How would the EXP service supporting my personal cloud know about all this data and have access to it? How could a developer write applications that have access to my data and your data even though we might be using different underlying systems for keeping personal data? How will the service know that things like "buy" and "purchase" are the same concept?

The answer to these questions is that we need a data abstraction layer. There are two important features that such an abstraction layer need:

  • location-independent references - when a program needs access to the user's phone number, location-independent references abstract finding where that data is stored from the reference itself. So, for example, suppose you store your phone number in GMail contacts and I store mine at Personal.com. The application doesn't have to know that or how to connect to those various services. The program references a name that means "user's phone number" and the data abstraction layer takes care of the messy details.
  • semantic data interchange - when the program wants the user's phone number and one system stores it as "cell" and another as "mobile" how do we know that's the same thing? For one or two things, it's easy enough to create these mappings ad hoc but that quickly gets old. The data abstraction layer makes these translations automatically.

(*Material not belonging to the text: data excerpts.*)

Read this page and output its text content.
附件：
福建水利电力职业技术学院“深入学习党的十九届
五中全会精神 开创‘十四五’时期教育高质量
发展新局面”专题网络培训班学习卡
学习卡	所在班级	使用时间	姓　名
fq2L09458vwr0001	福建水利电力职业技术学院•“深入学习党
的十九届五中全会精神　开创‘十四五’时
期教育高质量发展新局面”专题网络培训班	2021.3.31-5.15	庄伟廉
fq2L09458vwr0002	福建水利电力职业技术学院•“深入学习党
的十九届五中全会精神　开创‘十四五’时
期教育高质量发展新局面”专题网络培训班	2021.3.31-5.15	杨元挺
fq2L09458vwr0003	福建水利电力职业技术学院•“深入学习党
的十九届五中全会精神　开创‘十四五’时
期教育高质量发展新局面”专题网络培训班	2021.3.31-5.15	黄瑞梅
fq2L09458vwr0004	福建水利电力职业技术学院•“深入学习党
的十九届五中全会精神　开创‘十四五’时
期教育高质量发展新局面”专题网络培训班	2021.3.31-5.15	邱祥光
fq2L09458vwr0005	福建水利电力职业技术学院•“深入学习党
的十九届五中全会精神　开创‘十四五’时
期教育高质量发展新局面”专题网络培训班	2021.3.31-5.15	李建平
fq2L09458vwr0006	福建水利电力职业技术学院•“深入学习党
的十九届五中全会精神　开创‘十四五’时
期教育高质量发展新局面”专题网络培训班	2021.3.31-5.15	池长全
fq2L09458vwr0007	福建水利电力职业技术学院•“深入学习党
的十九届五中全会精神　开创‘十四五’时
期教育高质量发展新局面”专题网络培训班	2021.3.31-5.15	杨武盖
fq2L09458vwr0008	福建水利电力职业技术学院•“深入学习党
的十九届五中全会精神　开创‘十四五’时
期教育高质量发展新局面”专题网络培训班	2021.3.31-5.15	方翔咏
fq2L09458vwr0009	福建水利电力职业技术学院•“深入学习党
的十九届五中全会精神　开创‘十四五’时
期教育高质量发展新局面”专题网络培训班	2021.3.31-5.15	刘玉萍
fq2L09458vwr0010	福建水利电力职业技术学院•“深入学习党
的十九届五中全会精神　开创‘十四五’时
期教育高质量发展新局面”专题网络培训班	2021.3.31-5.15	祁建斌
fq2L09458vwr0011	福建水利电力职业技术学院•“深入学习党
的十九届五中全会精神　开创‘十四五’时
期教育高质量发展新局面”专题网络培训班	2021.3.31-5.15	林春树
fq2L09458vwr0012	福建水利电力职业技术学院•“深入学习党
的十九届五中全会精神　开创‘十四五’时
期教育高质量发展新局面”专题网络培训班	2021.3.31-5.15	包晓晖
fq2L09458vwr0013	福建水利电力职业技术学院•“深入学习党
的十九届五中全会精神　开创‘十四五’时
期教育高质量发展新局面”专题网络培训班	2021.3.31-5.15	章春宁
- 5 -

I've wondered about these issues for a long time, but there's always been other, more urgent problems to solve. But we've reached a point in the development of KRL and EXP that solving the data abstraction problem is important. So we're going to spend some time this year integrating the OX XDI server into the EXP service provided by KRE. Here's a high-level picture of how that will look:

KRE and XDI together

The Perl XDI library doesn't yet exist so we'll be writing that. But more importantly, we'll be integration XDI into KRL. The first thing we'll be doing is to support XDI references in KRL expressions. For example, the following (or something like it) ought to work:

pre {
  me = xri:+this+pen;
  phil_work = xri:=windley+tel+work$!1;
  my_work_date = xri:#{me}+tel+work$d!; 
  my_work = xri:#{foo(me)}+tel+work$!1;
  area_code = (xri:#{me}+tel+work!).extract(re/^\\d\\d\\d/);
}

I don't know that xri:+this+pen is correct, but what it is intended to convey is a way to find the current entity--the person that controls the personal event network running this application. KRL will need a way to make reference relative to the owner of the personal event network. Note that bee stings work and XRI references can be made in KRL expressions.

We also need ways of executing XDI statements. I view these as primitives that module writers would use to create more sophisticated interactions. For example the following would assert XDI statements against an XDI graph:

rule raw_xdi_2 {
  select when email received
  xdi:assert(
    [xri:=!1111+passport$!1+country/!/(data:,Canada),
     xri:=!1111+passport$!1+num/!/(data:,"987654321"),
     xri:=!1111+passport$!1+expires/!/(data:,2005-01-01T00:00:00Z),
     xri:=!1111+passport$!2+country/!/(data:,"New Zealand")
    ]);
}

XDI operations could be built into postlude statements for updating values:

rule updates {
  select when email received
  noop();
  always {
    set xri:=windley+tel+work!$1 "+1.206.555.1212";   
  }
}

This would be like the XDI statement:

=!1111+tel+work$!1/!/(data:,+1.206.555.1111)

All this is very preliminary and very likely to change, but it at least provides a flavor of what I'm thinking. KRL developers would need to understand XDI references (i.e. XRIs). XDI primitives would allow modules to be developed that hid most of the details of XDI statements and messages from programmers.